Firstly, in vitro experiments, Nintedanib binds to the ATP-binding site in the cleft between the amino and carboxy terminal lobes of the kinase domain. Moreover, Nintedanib inhibits proliferation of PDGF-BB stimulated BRPs with EC50 of 79 nM in cell assays. In addition, Nintedanib (100 nM) blocks activation of MAPK after stimulation with 5% serum plus PDGF-BB.

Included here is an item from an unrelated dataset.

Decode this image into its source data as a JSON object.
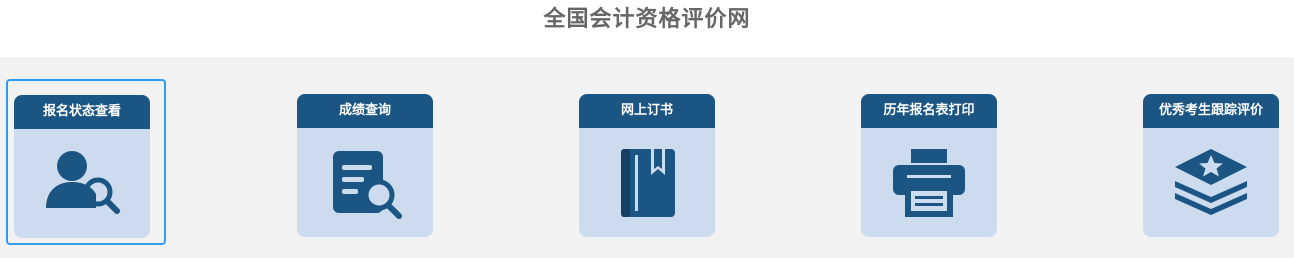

In addition, when in vivo experiments, Nintedanib (3, 10, 30, 100 mg/kg; p.o.; single) inhibits PDGF-BB stimulated PDGFR phosphorylation in mouse lung tissue. In addition, Nintedanib (pretreat; 30, 60 mg/kg; p.o.; single daily for 14 days) reduces bleomycin-induced lung inflammation and fibrosis. Moreover, Nintedanib (25-100 mg/kg; p.o.; single daily) is highly active in tumor models, including human tumor xenografts growing in nude mice and a syngeneic rat tumor model.
All in all, Nintedanib is a potent tyrosine kinase/triple angiokinase inhibitor, which can be used in study of IPF and cancer.
Reference:
[1] Hilberg F, et al. Cancer Res. 2008 Jun 15;68(12):4774-82.
[2] Roth GJ, et al. J Med Chem. 2009 Jul 23;52(14):4466-80.
[3] Wollin L, et al. J Pharmacol Exp Ther. 2014 May;349(2):209-20.
[4] Lamb YN. Drugs. 2021 Apr;81(5):575-586.